“China produces 50% of global steel production and develops itself with self confidence and ambitions,” he noted at the Eurometal regional meeting Nordics in Copenhagen last week attended by Kallanish. “When something is happening in China, it has an immediate effect on Europe in accordance with steel shipments and raw material prices.”
Europe is leading in climate change action, but it is moving to a post-industrial and aging society, which is using less steel, he added.
According to him, European countries must redefine and value their strength, which also concerns supply chains and how to adopt to global changes. “Europe is now facing the war in Ukraine, high inflation and energy costs. However, it must continue to invest in the green transition.
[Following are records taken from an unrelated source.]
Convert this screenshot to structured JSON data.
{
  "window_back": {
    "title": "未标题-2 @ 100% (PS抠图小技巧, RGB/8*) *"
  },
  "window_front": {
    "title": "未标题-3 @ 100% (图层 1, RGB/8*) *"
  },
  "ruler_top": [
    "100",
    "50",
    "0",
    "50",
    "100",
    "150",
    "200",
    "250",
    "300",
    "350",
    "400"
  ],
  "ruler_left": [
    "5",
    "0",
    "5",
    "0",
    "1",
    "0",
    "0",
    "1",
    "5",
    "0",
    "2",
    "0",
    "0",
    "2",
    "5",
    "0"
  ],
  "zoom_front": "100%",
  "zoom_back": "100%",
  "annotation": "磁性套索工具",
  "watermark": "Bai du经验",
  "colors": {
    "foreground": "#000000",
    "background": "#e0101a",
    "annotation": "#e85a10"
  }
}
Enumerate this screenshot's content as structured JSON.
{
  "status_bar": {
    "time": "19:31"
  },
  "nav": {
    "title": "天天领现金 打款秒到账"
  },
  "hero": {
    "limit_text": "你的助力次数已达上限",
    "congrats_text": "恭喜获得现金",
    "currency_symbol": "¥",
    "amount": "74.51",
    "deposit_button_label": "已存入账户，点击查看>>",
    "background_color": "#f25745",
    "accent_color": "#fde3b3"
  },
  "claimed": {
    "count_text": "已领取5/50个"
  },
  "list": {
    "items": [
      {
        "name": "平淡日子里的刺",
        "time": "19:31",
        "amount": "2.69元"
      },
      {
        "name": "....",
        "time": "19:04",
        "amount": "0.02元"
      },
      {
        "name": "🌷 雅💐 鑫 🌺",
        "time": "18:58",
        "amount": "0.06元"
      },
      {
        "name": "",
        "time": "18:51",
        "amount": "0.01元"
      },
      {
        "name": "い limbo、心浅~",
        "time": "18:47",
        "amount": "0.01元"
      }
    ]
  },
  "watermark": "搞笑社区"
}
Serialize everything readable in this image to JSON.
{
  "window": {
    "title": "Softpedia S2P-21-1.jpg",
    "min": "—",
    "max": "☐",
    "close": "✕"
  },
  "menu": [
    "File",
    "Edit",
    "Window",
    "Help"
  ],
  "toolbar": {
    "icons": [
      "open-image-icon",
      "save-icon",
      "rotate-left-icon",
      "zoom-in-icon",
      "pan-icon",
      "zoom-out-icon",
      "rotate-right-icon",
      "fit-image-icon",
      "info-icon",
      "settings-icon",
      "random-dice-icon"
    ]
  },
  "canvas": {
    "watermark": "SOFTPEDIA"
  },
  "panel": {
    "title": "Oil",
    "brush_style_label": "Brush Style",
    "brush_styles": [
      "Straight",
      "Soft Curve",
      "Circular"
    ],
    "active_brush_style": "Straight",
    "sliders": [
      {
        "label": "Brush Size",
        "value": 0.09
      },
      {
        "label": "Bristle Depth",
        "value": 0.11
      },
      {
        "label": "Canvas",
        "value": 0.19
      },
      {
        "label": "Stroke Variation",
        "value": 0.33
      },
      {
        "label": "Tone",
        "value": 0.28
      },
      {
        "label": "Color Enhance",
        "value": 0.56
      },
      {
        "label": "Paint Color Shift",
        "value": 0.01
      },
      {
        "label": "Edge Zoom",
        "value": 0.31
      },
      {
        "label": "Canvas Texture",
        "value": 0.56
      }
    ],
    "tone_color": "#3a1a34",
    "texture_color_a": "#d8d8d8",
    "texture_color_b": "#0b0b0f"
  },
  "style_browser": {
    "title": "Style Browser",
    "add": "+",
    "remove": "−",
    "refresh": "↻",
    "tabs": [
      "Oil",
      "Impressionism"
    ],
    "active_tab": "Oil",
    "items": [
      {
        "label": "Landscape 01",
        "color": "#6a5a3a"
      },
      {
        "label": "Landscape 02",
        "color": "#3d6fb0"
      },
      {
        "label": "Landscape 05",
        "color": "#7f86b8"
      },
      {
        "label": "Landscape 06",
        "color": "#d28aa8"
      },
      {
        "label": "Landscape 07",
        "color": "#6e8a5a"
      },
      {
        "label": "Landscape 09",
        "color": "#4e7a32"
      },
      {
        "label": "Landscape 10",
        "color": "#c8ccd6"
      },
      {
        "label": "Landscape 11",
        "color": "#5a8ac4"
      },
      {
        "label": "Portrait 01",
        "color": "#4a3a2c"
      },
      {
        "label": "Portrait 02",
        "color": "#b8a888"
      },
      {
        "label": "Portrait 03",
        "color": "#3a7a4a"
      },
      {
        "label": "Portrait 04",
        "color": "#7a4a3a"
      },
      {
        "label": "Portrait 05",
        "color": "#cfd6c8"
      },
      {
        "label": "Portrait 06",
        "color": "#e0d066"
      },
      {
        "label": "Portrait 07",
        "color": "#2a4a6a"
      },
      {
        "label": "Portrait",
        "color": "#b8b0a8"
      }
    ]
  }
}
The automotive sector is already testing the fossil-free steel options and also the construction market, because this is the future,” Aardenburg concluded.
“The industry and, in particular, our customers are ready to buy green steel,” said SSAB managing director Jan Meier. “In every industry you will find bold pioneers who will want to take the lead and others that will follow them, despite the cost of the green transition.”
“The European automotive and construction sector are relying more and more on fossil-free production,” noted Lemvigh-Muller sales director Anders Voldsgaard Clausen. “It will grow step by step in different countries and industries.”
According to Norsk Stal chief executive Helge Runer, green steel market trading is currently at a nascent stage and the expensive prices are in the spotlight, but this will change. “Mills are already investing billions in new technology for decarbonisation, but it will by the end users who will drive up this new trend,” he opined.